Under normal physiological conditions, TACE is present on the surface of neurons, where it cleaves PrPC, APP and the receptors to TNFα inflammatory factor (TNFR), thus restricting the production of the pathological proteins PrPSc and Aß and protecting neurons from the toxic effects of TNFα.

© Benoit Schneider & Mathéa Pietri, August 2013

In neurons infected by pathogenic prions as in the “Alzheimer’s” neurons, the TACE protease is no longer present on the cell surface but is found inside neurons. This internalization diverts TACE away from its substrates, that is PrPC, APP and TNFR, and thereby cancels its neuroprotective activity. The researchers reveal for the first time that the kinase PDK1 plays a key role in controlling the localization of TACE in neurons. The overactivation of PDK1 is responsible for the internalization of TACE in diseased neurons (those infected by prions and Alzheimer’s neurons) as in the brains of patients suffering from Alzheimer’s disease.
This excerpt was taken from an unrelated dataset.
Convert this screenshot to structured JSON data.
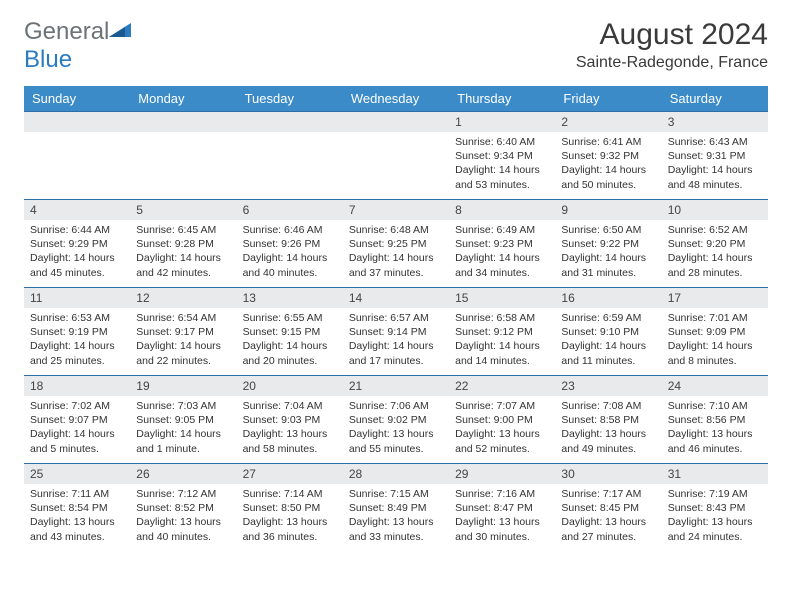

The pharmacological blockade of PDK1 relocates TACE to the surface of neurons and restores its neuroprotective function. The inhibition of PDK1 protects neurons from neurodegeneration by rescuing the physiological cleavage of PrP^C, APP and TNFR by TACE.
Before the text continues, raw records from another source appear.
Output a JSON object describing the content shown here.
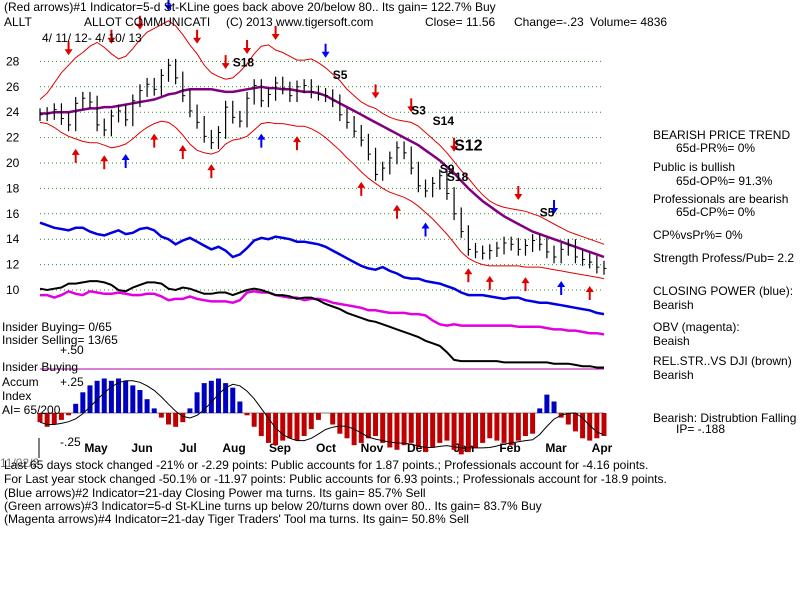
{
  "header": {
    "line1": "(Red arrows)#1 Indicator=5-d St-KLine goes back above 20/below 80..  Its gain= 122.7% Buy",
    "ticker": "ALLT",
    "company": "ALLOT COMMUNICATI",
    "copyright": "(C) 2013 www.tigersoft.com",
    "close": "Close=  11.56",
    "change": "Change=-.23",
    "volume": "Volume= 4836",
    "date_range": "4/ 11/ 12-  4/ 10/ 13"
  },
  "left_labels": {
    "insider_buying": "Insider Buying= 0/65",
    "insider_selling": "Insider Selling= 13/65",
    "plus50": "+.50",
    "insider_buying_line": "Insider Buying",
    "accum": "Accum",
    "plus25": "+.25",
    "index": "Index",
    "ai": "AI= 65/200",
    "minus25": "-.25"
  },
  "right_panel": {
    "bearish_trend": "BEARISH PRICE TREND",
    "pr": "65d-PR%= 0%",
    "public": "Public is bullish",
    "op": "65d-OP%= 91.3%",
    "professionals": "Professionals are bearish",
    "cp": "65d-CP%= 0%",
    "cpvspr": "CP%vsPr%=  0%",
    "strength": "Strength Profess/Pub= 2.2",
    "closing_power": "CLOSING POWER (blue):",
    "cp_state": "Bearish",
    "obv": "OBV (magenta):",
    "obv_state": "Beaish",
    "relstr": "REL.STR..VS DJI (brown)",
    "relstr_state": "Bearish",
    "dist": "Bearish: Distrubtion Falling",
    "ip": "IP= -.188"
  },
  "footer": {
    "line1": "Last 65 days stock changed -21% or -2.29 points:  Public accounts for  1.87 points.;  Professionals account for -4.16 points.",
    "overlap": "11/02/2",
    "line2": "For Last year stock changed -50.1% or -11.97 points:  Public accounts for  6.93 points.;  Professionals account for -18.9 points.",
    "line3": "(Blue arrows)#2 Indicator=21-day Closing Power ma turns.  Its gain= 85.7% Sell",
    "line4": "(Green arrows)#3 Indicator=5-d St-KLine turns up below 20/turns down over 80..  Its gain= 83.7% Buy",
    "line5": "(Magenta arrows)#4 Indicator=21-day Tiger Traders' Tool ma turns.  Its gain= 50.8% Sell"
  },
  "chart_data": {
    "type": "line",
    "title": "ALLT price with Closing Power, OBV, Rel.Str and Accumulation Index",
    "months": [
      "May",
      "Jun",
      "Jul",
      "Aug",
      "Sep",
      "Oct",
      "Nov",
      "Dec",
      "Jan",
      "Feb",
      "Mar",
      "Apr"
    ],
    "y_ticks": [
      10,
      12,
      14,
      16,
      18,
      20,
      22,
      24,
      26,
      28
    ],
    "ylim": [
      10,
      28
    ],
    "price_close": [
      23.8,
      23.9,
      24.2,
      23.5,
      23.0,
      24.7,
      25.1,
      24.8,
      23.0,
      22.6,
      23.7,
      24.1,
      23.4,
      24.9,
      25.7,
      26.2,
      25.8,
      26.9,
      27.7,
      26.7,
      25.3,
      24.1,
      23.2,
      22.1,
      21.6,
      22.4,
      24.4,
      23.6,
      23.3,
      25.1,
      26.1,
      24.9,
      25.4,
      26.3,
      25.9,
      25.3,
      26.0,
      26.1,
      25.6,
      25.4,
      25.3,
      24.9,
      23.8,
      23.2,
      22.5,
      21.8,
      20.7,
      19.1,
      19.6,
      20.4,
      21.2,
      20.8,
      19.6,
      18.2,
      17.8,
      18.4,
      19.0,
      17.6,
      16.0,
      14.6,
      13.2,
      13.0,
      12.9,
      13.1,
      13.3,
      13.7,
      13.6,
      13.2,
      13.5,
      13.9,
      13.6,
      13.0,
      12.6,
      13.2,
      13.5,
      12.6,
      12.4,
      12.2,
      11.8,
      11.7
    ],
    "upper_band": [
      25.0,
      25.5,
      26.3,
      27.1,
      27.7,
      28.3,
      28.7,
      29.2,
      29.5,
      29.1,
      28.6,
      28.2,
      28.4,
      29.0,
      29.7,
      30.3,
      30.6,
      30.9,
      31.2,
      30.8,
      30.1,
      29.3,
      28.6,
      27.7,
      27.1,
      26.8,
      26.6,
      26.7,
      27.2,
      27.8,
      28.6,
      29.2,
      29.3,
      28.9,
      28.7,
      28.4,
      28.1,
      28.1,
      28.2,
      27.9,
      27.5,
      27.0,
      26.5,
      25.8,
      25.3,
      24.8,
      24.5,
      24.3,
      23.9,
      23.6,
      23.4,
      23.3,
      23.2,
      22.9,
      22.4,
      21.9,
      21.4,
      20.8,
      20.1,
      19.4,
      18.8,
      18.1,
      17.5,
      17.0,
      16.7,
      16.5,
      16.4,
      16.3,
      16.2,
      16.0,
      15.8,
      15.5,
      15.2,
      14.9,
      14.6,
      14.4,
      14.2,
      14.0,
      13.8,
      13.6
    ],
    "lower_band": [
      23.2,
      23.1,
      22.8,
      22.4,
      22.1,
      21.9,
      21.7,
      21.6,
      21.6,
      21.4,
      21.2,
      21.3,
      21.5,
      21.9,
      22.4,
      22.8,
      23.1,
      23.3,
      23.2,
      22.8,
      22.2,
      21.5,
      21.0,
      20.8,
      20.7,
      20.9,
      21.5,
      21.8,
      21.9,
      22.1,
      22.6,
      23.1,
      23.2,
      23.1,
      23.1,
      23.0,
      22.9,
      22.9,
      22.7,
      22.4,
      22.0,
      21.5,
      21.0,
      20.4,
      19.9,
      19.3,
      18.8,
      18.4,
      18.0,
      17.7,
      17.5,
      17.3,
      17.0,
      16.6,
      16.1,
      15.6,
      15.0,
      14.4,
      13.7,
      13.0,
      12.5,
      12.2,
      12.0,
      11.9,
      11.9,
      11.9,
      11.9,
      11.9,
      11.8,
      11.8,
      11.8,
      11.7,
      11.6,
      11.5,
      11.4,
      11.3,
      11.2,
      11.1,
      11.0,
      10.9
    ],
    "ma50": [
      23.9,
      23.9,
      24.0,
      24.0,
      24.0,
      24.1,
      24.2,
      24.3,
      24.3,
      24.4,
      24.4,
      24.5,
      24.6,
      24.7,
      24.8,
      24.9,
      25.0,
      25.2,
      25.4,
      25.5,
      25.7,
      25.8,
      25.8,
      25.8,
      25.8,
      25.7,
      25.6,
      25.6,
      25.7,
      25.8,
      25.9,
      26.0,
      25.9,
      25.9,
      25.8,
      25.8,
      25.7,
      25.6,
      25.6,
      25.5,
      25.3,
      25.0,
      24.7,
      24.4,
      24.1,
      23.8,
      23.5,
      23.2,
      22.9,
      22.6,
      22.3,
      22.0,
      21.7,
      21.4,
      21.0,
      20.6,
      20.2,
      19.7,
      19.2,
      18.6,
      18.0,
      17.5,
      17.0,
      16.6,
      16.2,
      15.8,
      15.5,
      15.2,
      14.9,
      14.6,
      14.4,
      14.2,
      14.0,
      13.8,
      13.6,
      13.4,
      13.2,
      13.0,
      12.8,
      12.6
    ],
    "closing_power": [
      15.3,
      15.1,
      14.9,
      14.8,
      14.7,
      14.9,
      14.9,
      14.6,
      14.4,
      14.3,
      14.5,
      14.7,
      14.4,
      14.5,
      14.8,
      14.9,
      14.7,
      14.2,
      14.0,
      13.6,
      13.9,
      14.1,
      13.8,
      13.5,
      13.2,
      13.4,
      13.1,
      12.6,
      12.8,
      13.3,
      13.9,
      14.1,
      14.0,
      14.2,
      14.1,
      14.0,
      13.8,
      13.8,
      13.7,
      13.6,
      13.4,
      13.1,
      12.8,
      12.5,
      12.2,
      11.9,
      11.7,
      11.6,
      11.8,
      11.5,
      11.3,
      11.0,
      10.9,
      10.9,
      10.7,
      10.6,
      10.5,
      10.3,
      10.1,
      9.8,
      9.6,
      9.6,
      9.6,
      9.5,
      9.4,
      9.3,
      9.4,
      9.4,
      9.2,
      9.1,
      9.0,
      9.0,
      8.9,
      8.8,
      8.7,
      8.6,
      8.5,
      8.4,
      8.2,
      8.1
    ],
    "obv": [
      9.6,
      9.6,
      9.4,
      9.6,
      9.9,
      9.7,
      9.6,
      9.9,
      9.8,
      9.7,
      9.7,
      9.8,
      9.7,
      9.6,
      9.6,
      9.7,
      9.7,
      9.5,
      9.2,
      9.3,
      9.3,
      9.5,
      9.3,
      9.2,
      9.1,
      9.1,
      9.1,
      9.0,
      9.2,
      9.8,
      9.9,
      9.8,
      9.8,
      9.6,
      9.5,
      9.4,
      9.4,
      9.2,
      9.3,
      9.3,
      9.2,
      9.0,
      8.9,
      8.8,
      8.7,
      8.6,
      8.4,
      8.4,
      8.3,
      8.2,
      8.2,
      8.2,
      8.1,
      8.1,
      8.0,
      7.6,
      7.3,
      7.2,
      7.3,
      7.2,
      7.2,
      7.2,
      7.2,
      7.2,
      7.2,
      7.2,
      7.2,
      7.1,
      7.1,
      7.1,
      7.1,
      7.0,
      6.9,
      6.9,
      6.8,
      6.8,
      6.7,
      6.6,
      6.6,
      6.5
    ],
    "rel_str": [
      10.1,
      10.0,
      10.1,
      10.2,
      10.5,
      10.5,
      10.6,
      10.7,
      10.7,
      10.6,
      10.4,
      10.0,
      9.9,
      10.2,
      10.4,
      10.6,
      10.6,
      10.5,
      10.1,
      10.0,
      10.2,
      10.1,
      9.9,
      9.7,
      9.7,
      9.8,
      9.8,
      9.6,
      9.8,
      10.0,
      10.1,
      10.0,
      9.8,
      9.6,
      9.6,
      9.5,
      9.3,
      9.4,
      9.4,
      9.2,
      8.9,
      8.7,
      8.5,
      8.2,
      8.0,
      7.8,
      7.6,
      7.5,
      7.3,
      7.1,
      6.9,
      6.7,
      6.5,
      6.3,
      6.0,
      5.8,
      5.6,
      5.1,
      4.5,
      4.4,
      4.4,
      4.4,
      4.4,
      4.4,
      4.4,
      4.3,
      4.3,
      4.3,
      4.3,
      4.3,
      4.3,
      4.3,
      4.2,
      4.2,
      4.2,
      4.1,
      4.0,
      4.0,
      3.9,
      3.9
    ],
    "accum_index": [
      -0.04,
      -0.06,
      -0.05,
      -0.03,
      -0.01,
      0.04,
      0.09,
      0.12,
      0.14,
      0.15,
      0.14,
      0.15,
      0.14,
      0.12,
      0.1,
      0.06,
      0.02,
      -0.02,
      -0.05,
      -0.06,
      -0.04,
      0.02,
      0.09,
      0.13,
      0.14,
      0.15,
      0.13,
      0.11,
      0.05,
      -0.01,
      -0.06,
      -0.1,
      -0.13,
      -0.14,
      -0.12,
      -0.11,
      -0.12,
      -0.1,
      -0.07,
      -0.03,
      0.0,
      -0.05,
      -0.09,
      -0.11,
      -0.14,
      -0.13,
      -0.11,
      -0.1,
      -0.13,
      -0.15,
      -0.16,
      -0.14,
      -0.13,
      -0.15,
      -0.17,
      -0.15,
      -0.13,
      -0.12,
      -0.16,
      -0.18,
      -0.17,
      -0.15,
      -0.13,
      -0.11,
      -0.12,
      -0.13,
      -0.14,
      -0.12,
      -0.1,
      -0.09,
      0.02,
      0.08,
      0.05,
      -0.02,
      -0.05,
      -0.08,
      -0.11,
      -0.12,
      -0.11,
      -0.1
    ],
    "signals": [
      {
        "label": "S18",
        "i": 27,
        "v": 27.6
      },
      {
        "label": "S5",
        "i": 41,
        "v": 26.6
      },
      {
        "label": "S3",
        "i": 52,
        "v": 23.8
      },
      {
        "label": "S14",
        "i": 55,
        "v": 23.0
      },
      {
        "label": "S12",
        "i": 58,
        "v": 21.0
      },
      {
        "label": "S9",
        "i": 56,
        "v": 19.2
      },
      {
        "label": "S18",
        "i": 57,
        "v": 18.6
      },
      {
        "label": "S5",
        "i": 70,
        "v": 15.8
      }
    ]
  }
}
“Based on our work on prion infection, we succeded in identifying PDK1 as a new therapeutic target not only for Creutzfeld-Jakob disease but also for Alzheimer’s disease” explained the researchers.

The action of PDK1 on TACE was demonstrated in vitro using a neuronal cell line and cultures of neurons isolated from the brains of mice that had been infected by pathogenic prions, and in vivo using animal models. Treatment with PDK1 pharmacological inhibitor attenuates the motor deficits and extends the life span of mice infected with prions. Using three mouse models of Alzheimer’s pathology, the researchers showed that the treatment also counteracted memory and cognitive deficits associated with Alzheimer pathogenesis.“Because treatments available to combat prion and Alzheimer’s diseases are few and their efficacy limited, these results could open up new avenues for the treatment of these neurodegenerative diseases”, conclude the researchers.

By demonstrating that the inhibition of PDK1 alleviates both prion and Alzheimer’s diseases, these data argue that at a mechanistic level AD links to prion diseases. Dysregulation of PDK1-dependent TACE cleavage activity emerges as a central event in neurodegenerative pathways involved in both diseases.

The challenge is now to understand how pathogenic prions or amyloid Ab peptides trigger PDK1 activation.